Immunophenotyping of large intestinal immune cells during early and late stages of Cm infection in C57BL/6J (B6) mice. (A) Gating strategy defining the immune subpopulations of the large intestinal cells after excluding debris, doublets, and dead cells. Immune cells were first identified as CD45⁺ cells. T cells were then identified as Lin1⁺ and ILCs as Lin1⁻. CD4 T cells were identified by expression of CD4 and further classified as effector (Tbet) or regulatory (Foxp3) CD4⁺ T cells. ILC3s were identified as CD90 and CD127⁺. Data displayed are from B6 mice at 14 DPC. (B) Representative flow cytometric analyses from CD4 T cell and ILC3 subsets. There were significantly more total immune cells (CD45⁺) in the large intestine of infected mice compared with uninfected controls at both 14 and 63 DPC. In addition, the cells isolated from the large intestine of infected B6 mice demonstrated increased frequencies of several CD4⁺ T cell and ILC subtypes associated with Th1 and Th17 cell immune responses when compared with uninfected controls. These mice had more frequent T_eff CD4⁺ cells (14 and 63 DPC) and fewer T_reg cells (14 DPC). These T_eff cells more frequently expressed both Tbet and RORγ (63 DPC).
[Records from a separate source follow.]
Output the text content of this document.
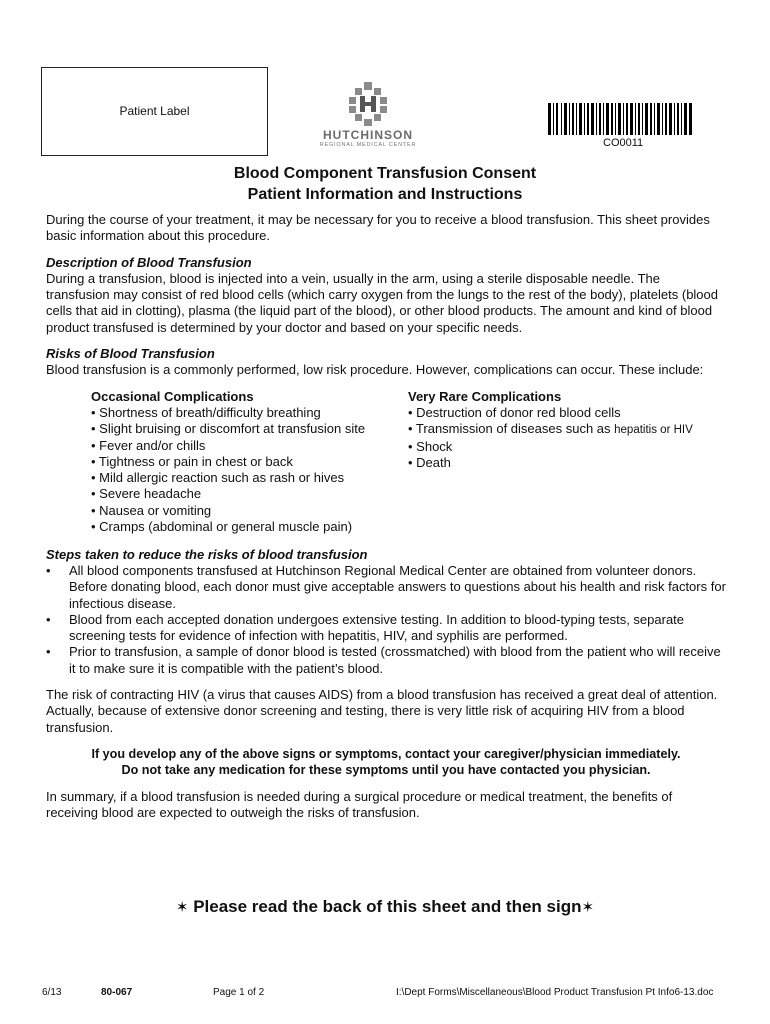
Patient Label
HUTCHINSON
REGIONAL MEDICAL CENTER	CO0011
Blood Component Transfusion Consent
Patient Information and Instructions

During the course of your treatment, it may be necessary for you to receive a blood transfusion. This sheet provides basic information about this procedure.

Description of Blood Transfusion

During a transfusion, blood is injected into a vein, usually in the arm, using a sterile disposable needle. The transfusion may consist of red blood cells (which carry oxygen from the lungs to the rest of the body), platelets (blood cells that aid in clotting), plasma (the liquid part of the blood), or other blood products. The amount and kind of blood product transfused is determined by your doctor and based on your specific needs.

Risks of Blood Transfusion

Blood transfusion is a commonly performed, low risk procedure. However, complications can occur. These include:

Occasional Complications
• Shortness of breath/difficulty breathing
• Slight bruising or discomfort at transfusion site
• Fever and/or chills
• Tightness or pain in chest or back
• Mild allergic reaction such as rash or hives
• Severe headache
• Nausea or vomiting
• Cramps (abdominal or general muscle pain)
Very Rare Complications
• Destruction of donor red blood cells
• Transmission of diseases such as hepatitis or HIV
• Shock
• Death

Steps taken to reduce the risks of blood transfusion

• All blood components transfused at Hutchinson Regional Medical Center are obtained from volunteer donors. Before donating blood, each donor must give acceptable answers to questions about his health and risk factors for infectious disease.
• Blood from each accepted donation undergoes extensive testing. In addition to blood-typing tests, separate screening tests for evidence of infection with hepatitis, HIV, and syphilis are performed.
• Prior to transfusion, a sample of donor blood is tested (crossmatched) with blood from the patient who will receive it to make sure it is compatible with the patient’s blood.

The risk of contracting HIV (a virus that causes AIDS) from a blood transfusion has received a great deal of attention. Actually, because of extensive donor screening and testing, there is very little risk of acquiring HIV from a blood transfusion.

If you develop any of the above signs or symptoms, contact your caregiver/physician immediately.
Do not take any medication for these symptoms until you have contacted you physician.

In summary, if a blood transfusion is needed during a surgical procedure or medical treatment, the benefits of receiving blood are expected to outweigh the risks of transfusion.

✶ Please read the back of this sheet and then sign✶
6/13	80-067	Page 1 of 2	I:\Dept Forms\Miscellaneous\Blood Product Transfusion Pt Info6-13.doc
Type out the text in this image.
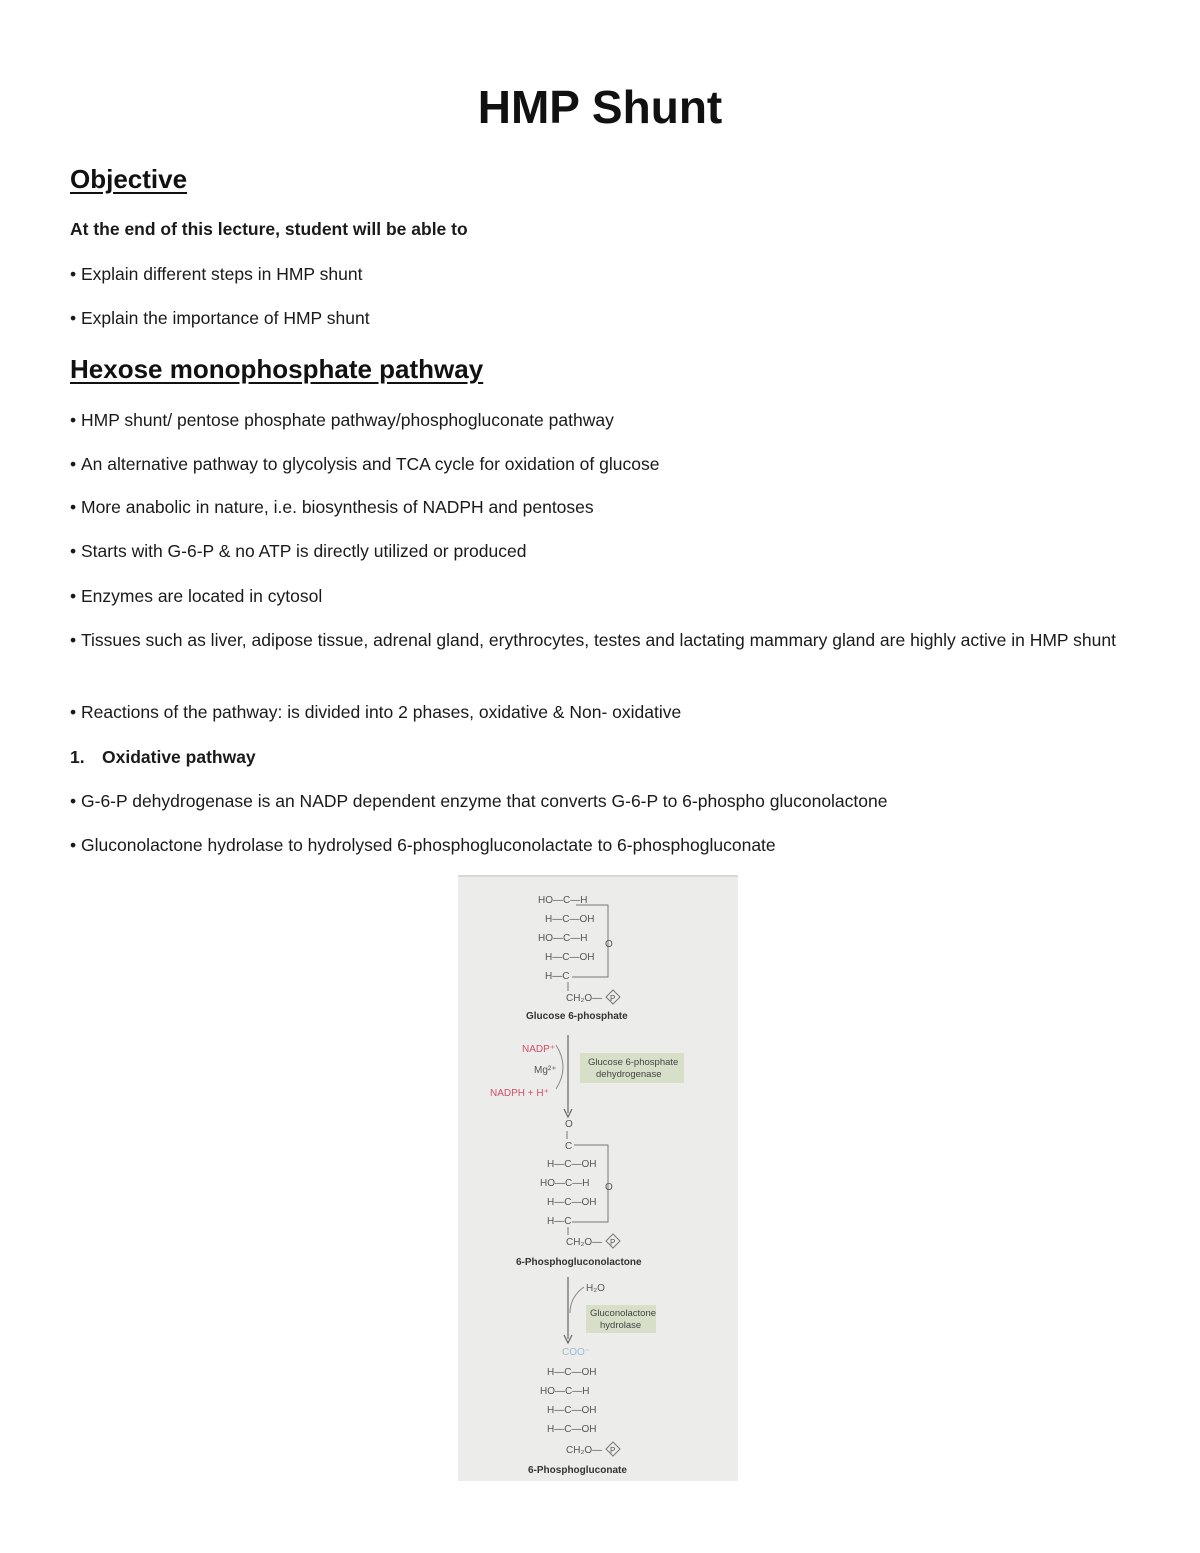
HMP Shunt
Objective

At the end of this lecture, student will be able to

• Explain different steps in HMP shunt

• Explain the importance of HMP shunt

Hexose monophosphate pathway

• HMP shunt/ pentose phosphate pathway/phosphogluconate pathway

• An alternative pathway to glycolysis and TCA cycle for oxidation of glucose

• More anabolic in nature, i.e. biosynthesis of NADPH and pentoses

• Starts with G-6-P & no ATP is directly utilized or produced

• Enzymes are located in cytosol

• Tissues such as liver, adipose tissue, adrenal gland, erythrocytes, testes and lactating mammary gland are highly active in HMP shunt

• Reactions of the pathway: is divided into 2 phases, oxidative & Non- oxidative

1. Oxidative pathway

• G-6-P dehydrogenase is an NADP dependent enzyme that converts G-6-P to 6-phospho gluconolactone

• Gluconolactone hydrolase to hydrolysed 6-phosphogluconolactate to 6-phosphogluconate

HO—C—H
H—C—OH
HO—C—H
H—C—OH
H—C
O
CH₂O— P
Glucose 6-phosphate
NADP⁺
Mg²⁺
NADPH + H⁺
Glucose 6-phosphate
dehydrogenase
O
C
H—C—OH
HO—C—H
H—C—OH
H—C
O
CH₂O— P
6-Phosphogluconolactone
H₂O
Gluconolactone
hydrolase
COO⁻
H—C—OH
HO—C—H
H—C—OH
H—C—OH
CH₂O— P
6-Phosphogluconate
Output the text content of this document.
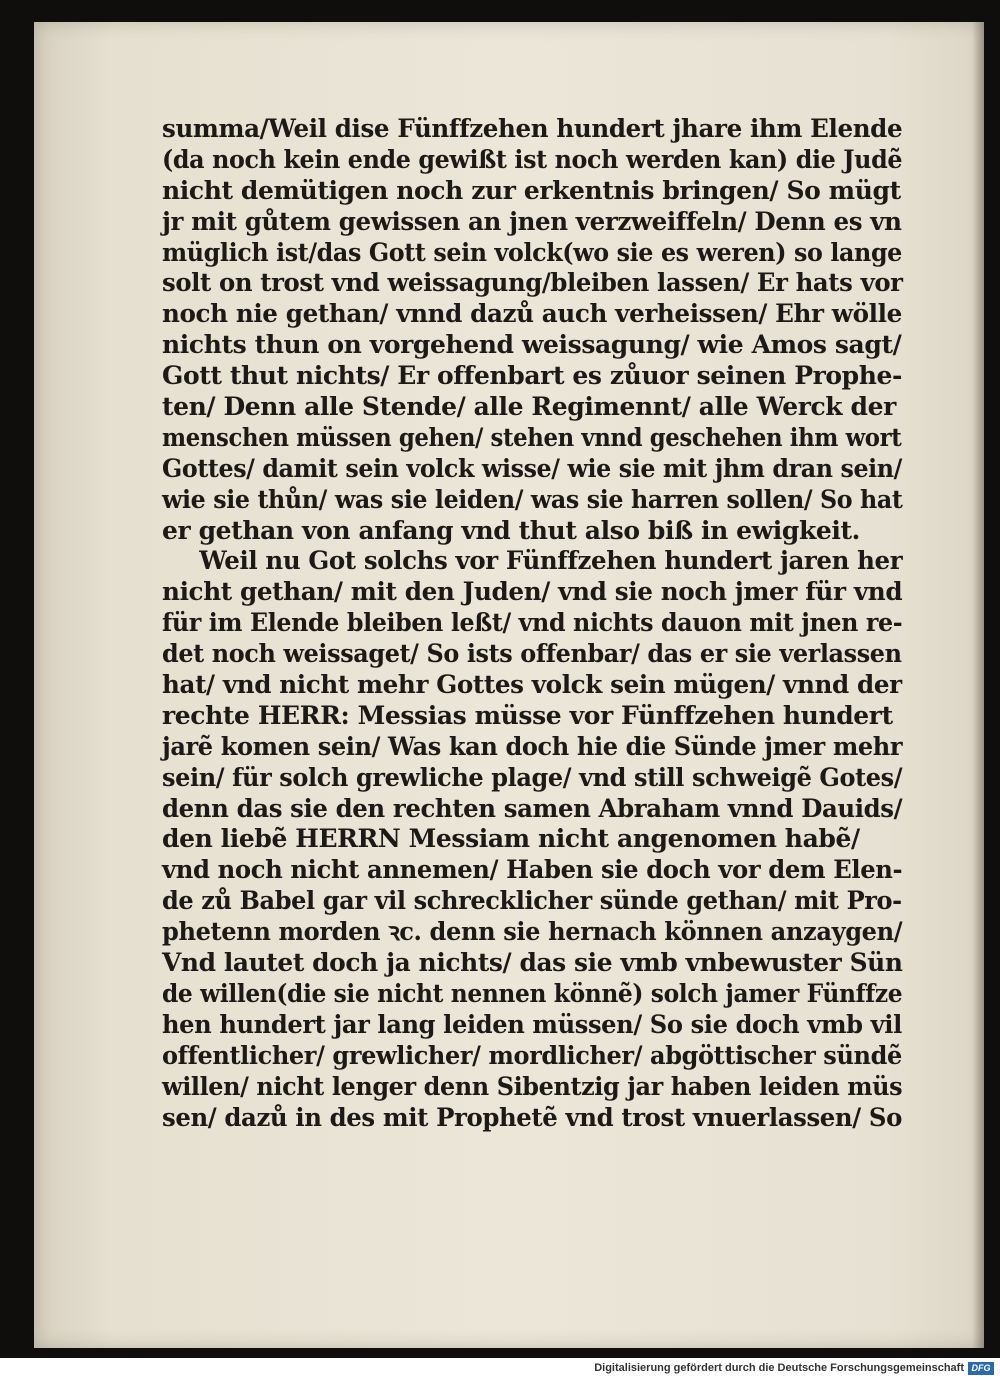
summa/Weil dise Fünffzehen hundert jhare ihm Elende
(da noch kein ende gewißt ist noch werden kan) die Judẽ
nicht demütigen noch zur erkentnis bringen/ So mügt
jr mit gůtem gewissen an jnen verzweiffeln/ Denn es vn
müglich ist/das Gott sein volck(wo sie es weren) so lange
solt on trost vnd weissagung/bleiben lassen/ Er hats vor
noch nie gethan/ vnnd dazů auch verheissen/ Ehr wölle
nichts thun on vorgehend weissagung/ wie Amos sagt/
Gott thut nichts/ Er offenbart es zůuor seinen Prophe-
ten/ Denn alle Stende/ alle Regimennt/ alle Werck der
menschen müssen gehen/ stehen vnnd geschehen ihm wort
Gottes/ damit sein volck wisse/ wie sie mit jhm dran sein/
wie sie thůn/ was sie leiden/ was sie harren sollen/ So hat
er gethan von anfang vnd thut also biß in ewigkeit.
Weil nu Got solchs vor Fünffzehen hundert jaren her
nicht gethan/ mit den Juden/ vnd sie noch jmer für vnd
für im Elende bleiben leßt/ vnd nichts dauon mit jnen re-
det noch weissaget/ So ists offenbar/ das er sie verlassen
hat/ vnd nicht mehr Gottes volck sein mügen/ vnnd der
rechte HERR: Messias müsse vor Fünffzehen hundert
jarẽ komen sein/ Was kan doch hie die Sünde jmer mehr
sein/ für solch grewliche plage/ vnd still schweigẽ Gotes/
denn das sie den rechten samen Abraham vnnd Dauids/
den liebẽ HERRN Messiam nicht angenomen habẽ/
vnd noch nicht annemen/ Haben sie doch vor dem Elen-
de zů Babel gar vil schrecklicher sünde gethan/ mit Pro-
phetenn morden ꝛc. denn sie hernach können anzaygen/
Vnd lautet doch ja nichts/ das sie vmb vnbewuster Sün
de willen(die sie nicht nennen könnẽ) solch jamer Fünffze
hen hundert jar lang leiden müssen/ So sie doch vmb vil
offentlicher/ grewlicher/ mordlicher/ abgöttischer sündẽ
willen/ nicht lenger denn Sibentzig jar haben leiden müs
sen/ dazů in des mit Prophetẽ vnd trost vnuerlassen/ So
Digitalisierung gefördert durch die Deutsche Forschungsgemeinschaft DFG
In addition, ILCs and the ILC3 subtype more frequently expressed T-bet (63 DPC), and the ILC3 subtype also more frequently expressed CCR6 (63 DPC). Finally, the large intestine immune cells more frequently expressed several cytokines (with ILC3 having more frequent GM-CSF at 63 DPC, IL-17A at 14 DPC, and IL-22 at both 14 and 63 DPC, and CD4⁺ T cells having more frequent IFNγ, IL17A, and IL22 at both 14 and 63 DPC). Data represent the frequencies of specific cell populations as compared with the parent population and are displayed here as proportions of average values of infected as compared with control mice (n = 6 mice/group). Dotted line (1.0) indicates no difference in frequency of detection between control and infected mice. Values above this line represent an increased frequency of detection in infected mice and values below this line represent a decreased frequency of detection in infected mice. CM, central memory; EM, effector memory cell; macro, macrophage; mono, monocyte; neut, neutrophil; TIC, total immune cells. *, P ≤ .05.

Figure 10.

Cytokine production in Cm-infected C57BL/6J mice at 14 and 63 DPC. Cm-infected mice produce significantly more IL-6 than uninfected counterparts at 14 DPC, while at 63 DPC, Cm-infected mice produce greater levels of both IL-4 (associated with Th2 responses) and IL-12p70 (associated with Th1 responses) as compared with uninfected controls. IL-12p70 is markedly elevated. In addition, Cm-infected mice exhibited an increase in IL-4, IL-10, and IL-12p70 from 14 DPC to 63 DPC. Data represents a single experiment with 6 mice/group. Bars represent the SEM. *, P ≤ 0.05.